Background: Recent studies have shown a role for inflammation in the pathogenesis of diabetic nephropathy (DN). Tumor necrosis factor (TNF)-α, interleukin (IL)-1 and IL-6 are cytokines with a prevalent pro-inflammatory activity. Our objective was to study the renal gene expression of TNF-α, IL-1 and IL-6 in DN and their relationship with renal damage assessed by urinary albumin excretion (UAE). In addition, we also investigated the effect of angiotensin-converting enzyme inhibition and pentoxifylline (PTF) administration on these parameters. Methods: After streptozotocin-induced diabetes, rats received either no treatment or therapy with enalapril (EN) or PTF for 8 weeks. Renal expression of pro-inflammatory cytokines was evaluated by real-time polymerase chain reaction. Urinary cytokine excretion and albuminuria were also evaluated.
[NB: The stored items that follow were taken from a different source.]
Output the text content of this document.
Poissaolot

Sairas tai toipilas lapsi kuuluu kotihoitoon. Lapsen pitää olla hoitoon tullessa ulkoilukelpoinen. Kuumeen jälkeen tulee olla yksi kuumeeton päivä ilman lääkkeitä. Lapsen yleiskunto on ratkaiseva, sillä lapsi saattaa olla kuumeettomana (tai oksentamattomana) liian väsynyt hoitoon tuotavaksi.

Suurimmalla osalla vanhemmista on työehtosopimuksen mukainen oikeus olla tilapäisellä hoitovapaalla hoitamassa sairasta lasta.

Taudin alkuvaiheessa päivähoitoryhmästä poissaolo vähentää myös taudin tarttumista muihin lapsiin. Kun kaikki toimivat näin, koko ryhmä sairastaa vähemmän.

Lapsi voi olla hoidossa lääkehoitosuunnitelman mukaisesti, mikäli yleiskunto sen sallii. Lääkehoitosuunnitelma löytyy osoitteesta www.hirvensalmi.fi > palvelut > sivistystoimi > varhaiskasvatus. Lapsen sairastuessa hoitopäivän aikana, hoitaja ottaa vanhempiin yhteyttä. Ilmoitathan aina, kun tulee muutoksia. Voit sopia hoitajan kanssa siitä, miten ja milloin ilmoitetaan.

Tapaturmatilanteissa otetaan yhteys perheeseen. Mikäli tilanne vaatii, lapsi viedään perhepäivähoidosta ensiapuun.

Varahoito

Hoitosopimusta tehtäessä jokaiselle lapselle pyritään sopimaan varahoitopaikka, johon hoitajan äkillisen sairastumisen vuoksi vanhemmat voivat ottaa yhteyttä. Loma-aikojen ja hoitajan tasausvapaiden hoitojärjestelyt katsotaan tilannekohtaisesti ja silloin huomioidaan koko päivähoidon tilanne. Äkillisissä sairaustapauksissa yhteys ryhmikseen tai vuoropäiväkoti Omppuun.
Results: Renal cortical mRNA expression for TNF-α, IL-1 and IL-6 in untreated diabetic rats was 2.4-, 1.2- and 3.4-fold higher than in non-diabetic rats. Kidney weight and UAE were significantly associated with renal mRNA expression of TNF-α and IL-6. Both EN and PTF administration virtually abrogated the overexpression of TNF-α, IL-1 and IL-6, which was associated with a reduction in kidney weight and urinary albumin excretion. Conclusion: The renal expression of the main pro-inflammatory cytokines TNF-α, IL-1 and IL-6 is increased in DN, which is significantly associated with UAE. EN and PTF administration prevented this enhanced expression, leading to a decrease in urinary cytokine excretion and a reduction in albuminuria. These findings provide novel insight into the pathogenic mechanisms of DN, supporting the hypothesis that inflammatory mechanisms play a role in the renal injury secondary to diabetes mellitus.